Кофе с долькой апельсина (СИ) - "Kyklenok"
Шрифт:
Интервал:
Закладка:
Потом они расположились у камина, янтарные блики от которого теплом касались кожи: Марин сидела, облокотившись спиной о диван, а Жордан лежал рядом так, что его голова покоилась на её коленях. Они наблюдали в окно, как хоровод снежинок продолжал свой танец, с величественной грациозностью кружась над городом и белой вуалью украшая ветви деревьев и крыши домов.
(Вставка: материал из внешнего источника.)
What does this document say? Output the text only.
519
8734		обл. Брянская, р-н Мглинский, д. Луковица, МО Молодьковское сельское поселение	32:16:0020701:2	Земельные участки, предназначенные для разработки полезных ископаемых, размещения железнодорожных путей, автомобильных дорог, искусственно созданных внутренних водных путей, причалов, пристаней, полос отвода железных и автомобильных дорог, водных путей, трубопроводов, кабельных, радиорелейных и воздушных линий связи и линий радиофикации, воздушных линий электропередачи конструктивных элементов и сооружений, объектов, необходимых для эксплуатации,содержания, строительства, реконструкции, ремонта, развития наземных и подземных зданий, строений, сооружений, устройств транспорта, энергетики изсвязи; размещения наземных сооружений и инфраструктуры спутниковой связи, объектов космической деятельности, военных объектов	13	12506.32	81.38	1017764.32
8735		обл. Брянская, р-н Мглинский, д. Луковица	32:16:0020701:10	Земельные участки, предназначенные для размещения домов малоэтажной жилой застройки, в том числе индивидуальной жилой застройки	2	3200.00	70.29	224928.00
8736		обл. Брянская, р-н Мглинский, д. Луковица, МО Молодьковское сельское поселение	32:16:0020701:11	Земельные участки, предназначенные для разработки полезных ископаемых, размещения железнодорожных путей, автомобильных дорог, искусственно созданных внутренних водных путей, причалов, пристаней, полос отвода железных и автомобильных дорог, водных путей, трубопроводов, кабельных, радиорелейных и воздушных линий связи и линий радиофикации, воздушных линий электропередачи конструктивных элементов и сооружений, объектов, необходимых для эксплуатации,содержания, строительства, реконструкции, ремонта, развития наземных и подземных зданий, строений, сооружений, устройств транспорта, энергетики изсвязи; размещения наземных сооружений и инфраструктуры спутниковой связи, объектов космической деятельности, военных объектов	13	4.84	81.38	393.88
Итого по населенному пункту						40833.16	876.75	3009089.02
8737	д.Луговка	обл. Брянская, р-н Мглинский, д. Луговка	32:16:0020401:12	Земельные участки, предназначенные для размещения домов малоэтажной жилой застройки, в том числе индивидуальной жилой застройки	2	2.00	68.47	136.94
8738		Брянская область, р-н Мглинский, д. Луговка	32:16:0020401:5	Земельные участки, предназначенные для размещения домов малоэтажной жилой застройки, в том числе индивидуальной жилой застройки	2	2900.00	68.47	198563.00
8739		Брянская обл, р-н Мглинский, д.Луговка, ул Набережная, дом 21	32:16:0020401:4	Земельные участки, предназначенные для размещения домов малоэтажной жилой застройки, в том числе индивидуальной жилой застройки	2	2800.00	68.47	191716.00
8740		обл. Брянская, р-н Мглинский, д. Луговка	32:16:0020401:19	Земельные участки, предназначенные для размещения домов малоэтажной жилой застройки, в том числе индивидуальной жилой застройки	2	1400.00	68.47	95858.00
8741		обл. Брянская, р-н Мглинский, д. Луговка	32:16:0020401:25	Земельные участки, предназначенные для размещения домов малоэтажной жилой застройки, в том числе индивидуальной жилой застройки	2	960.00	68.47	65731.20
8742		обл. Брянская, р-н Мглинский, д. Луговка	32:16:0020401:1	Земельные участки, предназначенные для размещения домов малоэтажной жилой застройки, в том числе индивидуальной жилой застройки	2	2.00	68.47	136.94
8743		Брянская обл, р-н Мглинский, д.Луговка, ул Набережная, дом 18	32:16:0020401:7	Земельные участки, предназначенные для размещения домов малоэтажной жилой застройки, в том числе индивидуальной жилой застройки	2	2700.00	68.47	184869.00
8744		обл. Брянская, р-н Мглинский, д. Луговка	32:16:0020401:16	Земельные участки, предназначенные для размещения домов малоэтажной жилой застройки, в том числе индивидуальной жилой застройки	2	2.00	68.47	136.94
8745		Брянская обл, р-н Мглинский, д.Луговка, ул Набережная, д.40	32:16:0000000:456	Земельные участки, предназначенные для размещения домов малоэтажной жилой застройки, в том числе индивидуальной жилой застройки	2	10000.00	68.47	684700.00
Марин кормила его апельсинами, а Жордан читал ей выученные наизусть стихи её любимого французского поэта Шарля Бодлера.
Твой взор загадочный как будто увлажнён.
Кто скажет, синий ли, зелёный, серый он?
Он то мечтателен, то нежен, то жесток,
То пуст, как небеса, рассеян иль глубок.
Ты словно колдовство тех долгих белых дней,
Когда в дремотной мгле душа грустит сильней,
И нервы взвинчены, и набегает вдруг,
Будя заснувший ум, таинственный недуг.
Порой прекрасна ты, как кругозор земной
Под солнцем осени, смягчённым пеленой.
Как дали под дождём, когда их глубина
Лучом встревоженных небес озарена!
О, в этом климате, пленяющем навек, —
В опасной женщине, — приму ль я первый снег,
И наслаждения острей стекла и льда
Найду ли в зимние, в ночные холода?{?}[Шарль Бодлер — “Тревожное небо”.]
Марин чистила очередной апельсин, пропитывая кожу терпким запахом цедры: ногти впивались в кожуру, и в воздух брызгали цитрусовые капельки. Едва прижатая к губам долька и окрашивающая их на миг в ярко-оранжевый сок, оказывалась во рту, Марин уже отделяла следующую. Дольку себе, дольку Жордану.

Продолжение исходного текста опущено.